Posted on: 27/11/2020Life is what happens to you when you're busy making other plans.
John Lennon
I’m sure this will prompt many a rueful smile.
It’s hard to process, let alone describe, what has happened. Like Russian dolls, every layer of our worlds, private and public, personal and professional, has been disrupted. Only this time last year words which are now part of our vernacular, ‘social distancing’, ‘furlough’, ‘track and trace’ would have belonged to the realm of dystopian science fiction. Time, since the outbreak of the Covid-19 outbreak, has taken on a surreal dimension.
And the demands on school leaders have been unprecedented. For most, their schools never closed and they were working through the first lockdown and now this second one too. The summer holidays were taken over by the examination results furore. Weekends are spent tracking close contacts of positive cases and communicating with worried families. Throughout this very long year, they have balanced the need for strength and resilience with compassion and kindness; the need for agility with consistency; the need for careful collaboration with swift decision making. When the ground is constantly shifting it’s hard to keep our balance. I’ve lost mine more times than I count.
Luckily, relentless and ridiculous optimism runs through the collective DNA of school leaders. It’s their instinct to look for what they can learn and make better, even from the most devastating of experiences. Modelling deliberate calm and bounded optimism takes grit as well as grace. Small acts of kindness and recognition are more important than ever as people look for connection. One of the Heads in our Trust sends me an uplifting message at the beginning of every week entitled ‘Happy Monday!’ It makes a real difference.
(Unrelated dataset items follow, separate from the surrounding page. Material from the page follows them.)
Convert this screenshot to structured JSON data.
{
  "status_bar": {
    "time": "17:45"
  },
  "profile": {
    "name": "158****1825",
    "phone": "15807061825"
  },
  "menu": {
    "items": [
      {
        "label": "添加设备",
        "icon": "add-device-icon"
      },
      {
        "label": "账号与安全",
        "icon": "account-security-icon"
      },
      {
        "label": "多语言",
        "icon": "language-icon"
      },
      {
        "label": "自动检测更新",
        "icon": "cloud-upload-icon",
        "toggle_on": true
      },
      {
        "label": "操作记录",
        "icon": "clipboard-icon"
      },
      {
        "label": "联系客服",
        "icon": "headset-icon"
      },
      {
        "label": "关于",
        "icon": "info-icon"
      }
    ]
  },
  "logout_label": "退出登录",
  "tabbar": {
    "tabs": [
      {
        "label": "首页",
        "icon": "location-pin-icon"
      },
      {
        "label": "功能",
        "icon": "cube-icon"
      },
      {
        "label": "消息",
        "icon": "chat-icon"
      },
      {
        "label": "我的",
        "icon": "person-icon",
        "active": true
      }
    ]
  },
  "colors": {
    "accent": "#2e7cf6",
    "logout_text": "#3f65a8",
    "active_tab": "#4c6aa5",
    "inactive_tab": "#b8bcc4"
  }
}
And we are learning so much: young people truly are resilient, they have returned with a renewed awareness and respect for their education. They appreciate the joy in simply being together. The adaptability we’ve demonstrated as a profession to manage remote learning for over ten million young people across the UK will drive us to seek more creative solutions to learning in the future. Our Trust digital strategy has progressed more in the last six months than it would have done in three years in normal times. There is a truth that ‘Only a crisis –actual or perceived – produces real change’ Milton Friedman. Our relationship with families, our key partners in home learning, are transformed now and for the future, and for the better.
School leaders have displayed quiet and understated heroism: strength, care and dignity over this year. But they are not superhuman. They also have families, children, and worries to bear. So, whilst this article pays tribute to students, staff and parents it is written to celebrate the leaders of our schools who are quietly putting the world back on to its axis for their school communities. If you have a headteacher in your life, I would urge you to take a few minutes out of your day to make contact with them and to share a simple message of thanks. It will make their day – and I can promise you, it will be a long one.